Ну, а как было с Этельбертой? Одно имя чего стоит! Эрнестина очень хотела сделать дочь счастливой и при случае поставить это себе в заслугу, а что вышло? Правда, в материальном отношении замужество Этельберты несколько удачнее, чем женитьба Уэсли, но разве она счастлива? Этот Джон Килсо — Джек, как называет его Этельберта, — что он такое? Легкомысленный бездельник, ничтожество, только и умеет швырять деньгами. Конечно, родители поддерживают его, но вряд ли это ему на пользу. Вначале он тоже казался Эрнестине прекрасным, очаровательным мальчиком, самой подходящей партией для Этельберты, а все потому, что его родители состоятельные люди. Старик Килсо разбогател на биржевых спекуляциях в Чикаго, а потом перебрался в Нью-Йорк, чтобы пожить в свое удовольствие; Этельберте тогда было лет пятнадцать, и в школе она познакомилась с Грейс Килсо.
И вот полюбуйтесь, Этельберта довольно мила, умеет держать себя, хотя и чересчур жеманна; она богата, у нее великолепная квартира на Парк-авеню, ну, а дальше что? Джон Килсо совершенно ни на что не способен. С детства родители безотказно давали ему деньги, потакали всем его прихотям, готовили его для высокого положения в обществе; будь он и не окончательно глуп, такое воспитание неминуемо должно было его погубить. Пустой, легкомысленный, вечно в погоне за развлечениями, он очень похож на Ирму де Го. Вот была бы подходящая пара, только они друг друга терпеть не могут. А как усердно и как тонко Эрнестина ухаживала за семейством Килсо, сколько устраивала вечеров, приемов, выездов в театр! Но ни с родителями, ни с детьми совершенно не о чем говорить.
И как-то так вышло, что, хотя вначале он и любил дочь и сейчас все еще привязан к ней, Этельберта постепенно отошла от него и выросла ограниченной, недалекой, вся в мать, и всегда охотнее прислушивалась к материнским, чем к отцовским советам; но его это, в сущности, мало трогает.
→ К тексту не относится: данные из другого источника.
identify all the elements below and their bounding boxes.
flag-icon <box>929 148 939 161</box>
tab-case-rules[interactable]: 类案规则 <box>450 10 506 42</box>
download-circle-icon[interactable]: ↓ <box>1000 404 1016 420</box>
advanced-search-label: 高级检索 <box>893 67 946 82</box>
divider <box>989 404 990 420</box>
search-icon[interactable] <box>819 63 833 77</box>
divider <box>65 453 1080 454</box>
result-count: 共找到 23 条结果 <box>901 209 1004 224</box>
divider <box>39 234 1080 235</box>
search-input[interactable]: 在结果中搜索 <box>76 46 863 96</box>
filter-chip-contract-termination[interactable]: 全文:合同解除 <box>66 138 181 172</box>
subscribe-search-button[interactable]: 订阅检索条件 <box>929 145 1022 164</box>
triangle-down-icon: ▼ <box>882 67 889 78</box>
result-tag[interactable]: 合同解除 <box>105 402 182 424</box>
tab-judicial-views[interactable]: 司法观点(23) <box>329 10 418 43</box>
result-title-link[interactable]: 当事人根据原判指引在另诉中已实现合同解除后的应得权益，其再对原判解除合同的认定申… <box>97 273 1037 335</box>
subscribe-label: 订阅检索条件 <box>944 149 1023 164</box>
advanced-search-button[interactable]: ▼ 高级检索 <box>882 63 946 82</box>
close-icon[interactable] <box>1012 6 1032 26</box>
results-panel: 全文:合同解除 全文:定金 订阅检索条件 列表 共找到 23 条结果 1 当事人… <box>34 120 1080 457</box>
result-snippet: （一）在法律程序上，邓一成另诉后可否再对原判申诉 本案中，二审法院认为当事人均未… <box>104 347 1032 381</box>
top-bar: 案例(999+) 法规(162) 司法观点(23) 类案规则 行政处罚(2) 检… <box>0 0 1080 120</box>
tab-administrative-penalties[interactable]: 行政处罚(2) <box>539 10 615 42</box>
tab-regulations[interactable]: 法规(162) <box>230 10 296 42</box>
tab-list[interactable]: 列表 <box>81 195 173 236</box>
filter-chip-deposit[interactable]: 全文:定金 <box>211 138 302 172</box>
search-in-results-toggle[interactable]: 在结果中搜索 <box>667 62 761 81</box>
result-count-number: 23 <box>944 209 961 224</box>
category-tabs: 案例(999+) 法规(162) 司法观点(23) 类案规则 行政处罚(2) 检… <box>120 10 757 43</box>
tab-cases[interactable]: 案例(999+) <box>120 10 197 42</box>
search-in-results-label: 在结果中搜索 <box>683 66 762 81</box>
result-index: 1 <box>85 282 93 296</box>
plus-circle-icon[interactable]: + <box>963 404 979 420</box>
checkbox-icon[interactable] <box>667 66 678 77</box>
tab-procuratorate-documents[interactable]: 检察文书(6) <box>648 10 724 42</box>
Ведь так было и с Уэсли. Впрочем, дети имеют право на свои симпатии и антипатии, насильно мил не будешь...
Но зачем он все это терпел? Ради чего? Чего он достиг, чего добился? Разве у них такие уж хорошие, такие необыкновенные дети? И разве сами они счастливы? Разве не лучше жилось бы ему без Эрнестины? Возможно, и дети у него были бы лучше от другой женщины, а у нее — от другого мужа? И разве не правильней было бы тогда, в молодости, разорвать эту несчастную помолвку? Конечно, пришлось бы пережить немало горьких минут, и все ополчились бы на него, зато он был бы свободен, мог бы ездить куда хотел, делать что хотел, мог совсем иначе построить свою жизнь. Вот Зингара разумный человек — он вовсе не женился. А он? Ох уж этот вечный страх перед общепринятой моралью, длинный перечень запретов, которыми он сам себя запугивал... Он дал себя провести бог весть почему, вот и все. Быть может, виной тому малодушие, боязнь нарушить приличия, страх перед тем, что о нем подумают, что скажут.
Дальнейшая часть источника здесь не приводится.